Iran, by the way, has turned a cold shoulder to the Russians following its announcement, and a source in Tehran told Reuters news agency, “Russians had put this demand on the table [at the Vienna talks] since two days ago. There is an understanding that by changing its position in Vienna talks Russia wants to secure its interests in other places. This move is not constructive for Vienna nuclear talks.”
It is not clear whether Bennett's March 6 visit to Moscow is connected to the Russian statement that posed difficulties for the nuclear negotiations, but these things did happen more or less at the same time. Judging by past reports about Jerusalem’s positions, we may assume that the Russian announcement was not exactly bad news for the Israeli prime minister.
Bennett does not hide Israel’s displeasure at the substance of the agreement taking shape in Vienna, and Israel’s wish to influence it. As he sees it, the renewed agreement is even worse than its predecessor, because it is “shorter and weaker,” and restricts Iran’s nuclear activity for only 2½ years. After this period, Iran could install advanced centrifuges with no limitations.
Only on March 2, during his meeting in Israel with German Chancellor Olaf Scholz, Bennett said that Israel is following the talks in Vienna “with concern.” Bennett noted, “We are closely monitoring the talks in Vienna including the possibility that an agreement will be signed that allows Iran to install centrifuges on a broad scale within a few years. This possibility is unacceptable to us.”
He further said that Israel expects its allies around the world “not to countenance a massive installation of centrifuges in another two-and-a-half years, and to already prepare for the day after.”
Despite Israel’s declared position, as already reported by Al-Monitor, some in the Israeli security establishment hope that the agreement is signed, and soon, since as long as Iran is not subject to a nuclear agreement it is enriching uranium at a dizzying pace, and approaching a bomb.
A recent report by the International Atomic Energy Agency determined that Iran continues to advance its nuclear program alongside the talks with the world powers, and that the amount of enriched uranium it possesses has nearly doubled since the previous quarterly report released in November 2021. According to the latest report, which has not been made public but was leaked to Reuters, the amount of uranium enriched at a 60% level is 33.2 kilograms (73.2 pounds), an increase of 15.5 kilograms (34.2 pounds) compared to the last report.
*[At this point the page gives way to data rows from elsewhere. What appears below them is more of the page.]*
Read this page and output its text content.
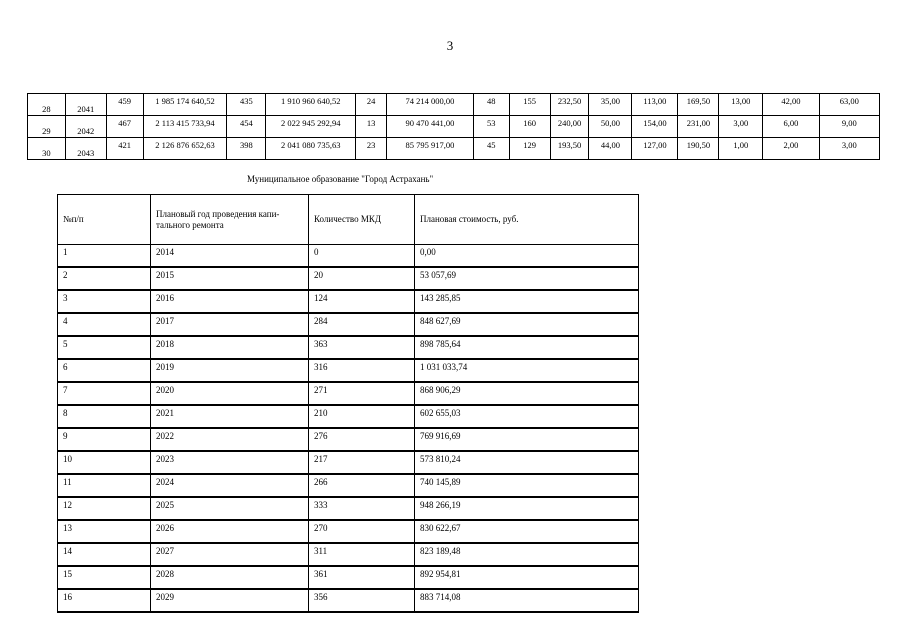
3
28	2041	459	1 985 174 640,52	435	1 910 960 640,52	24	74 214 000,00	48	155	232,50	35,00	113,00	169,50	13,00	42,00	63,00
29	2042	467	2 113 415 733,94	454	2 022 945 292,94	13	90 470 441,00	53	160	240,00	50,00	154,00	231,00	3,00	6,00	9,00
30	2043	421	2 126 876 652,63	398	2 041 080 735,63	23	85 795 917,00	45	129	193,50	44,00	127,00	190,50	1,00	2,00	3,00
Муниципальное образование "Город Астрахань"
№п/п	Плановый год проведения капи-тального ремонта	Количество МКД	Плановая стоимость, руб.
1	2014	0	0,00
2	2015	20	53 057,69
3	2016	124	143 285,85
4	2017	284	848 627,69
5	2018	363	898 785,64
6	2019	316	1 031 033,74
7	2020	271	868 906,29
8	2021	210	602 655,03
9	2022	276	769 916,69
10	2023	217	573 810,24
11	2024	266	740 145,89
12	2025	333	948 266,19
13	2026	270	830 622,67
14	2027	311	823 189,48
15	2028	361	892 954,81
16	2029	356	883 714,08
One bomb requires 40 kilograms (88.2 pounds) of uranium enriched to 90%.
IAEA General Director Rafael Grossi met with Vice President of the Atomic Energy Organization of Iran Mohammad Eslami in Vienna on Saturday to discuss the issue of uranium particles found at undeclared sites in Iran. Following their talks, the two released a joint statement outlining a three-month plan to address the issue.
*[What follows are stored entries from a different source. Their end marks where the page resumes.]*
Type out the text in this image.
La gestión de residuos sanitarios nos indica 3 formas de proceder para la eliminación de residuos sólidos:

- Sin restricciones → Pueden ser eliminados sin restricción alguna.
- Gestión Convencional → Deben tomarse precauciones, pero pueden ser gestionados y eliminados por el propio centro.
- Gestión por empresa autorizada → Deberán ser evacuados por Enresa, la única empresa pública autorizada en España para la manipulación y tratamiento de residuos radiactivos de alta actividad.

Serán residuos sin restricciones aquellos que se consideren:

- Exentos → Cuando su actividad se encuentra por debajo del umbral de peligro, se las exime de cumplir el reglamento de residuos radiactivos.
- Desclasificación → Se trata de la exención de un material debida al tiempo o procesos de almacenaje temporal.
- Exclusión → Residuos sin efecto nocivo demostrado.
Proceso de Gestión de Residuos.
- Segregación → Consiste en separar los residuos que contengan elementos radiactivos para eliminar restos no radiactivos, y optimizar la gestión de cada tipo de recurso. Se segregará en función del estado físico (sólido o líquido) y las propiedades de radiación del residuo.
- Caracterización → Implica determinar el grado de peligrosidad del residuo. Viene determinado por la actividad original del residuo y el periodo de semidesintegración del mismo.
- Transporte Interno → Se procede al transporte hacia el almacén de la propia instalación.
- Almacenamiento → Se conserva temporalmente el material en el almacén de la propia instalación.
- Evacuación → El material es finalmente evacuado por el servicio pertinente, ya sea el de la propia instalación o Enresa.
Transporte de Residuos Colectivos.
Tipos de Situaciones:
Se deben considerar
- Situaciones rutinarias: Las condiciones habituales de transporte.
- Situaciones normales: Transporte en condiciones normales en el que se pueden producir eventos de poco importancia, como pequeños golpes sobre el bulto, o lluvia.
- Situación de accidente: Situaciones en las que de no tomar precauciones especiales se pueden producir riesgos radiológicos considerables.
The Israeli security establishment, which was caught unprepared for the developments that led the United States to issue some sanctions waivers to Tehran and led Iran to increase its rate of enrichment, is interested in buying time, even by means of a bad agreement, in order to complete preparations for a credible military option in Iran.
But, as noted, despite the approach that views a bad deal as better than no deal, Israel will likely still try to influence the bad deal forming in Vienna. Bennett is seemingly trying to reap some benefits from his efforts to make peace in the most serious conflict the world has seen in recent decades, and to advance Israel’s security interests in Vienna.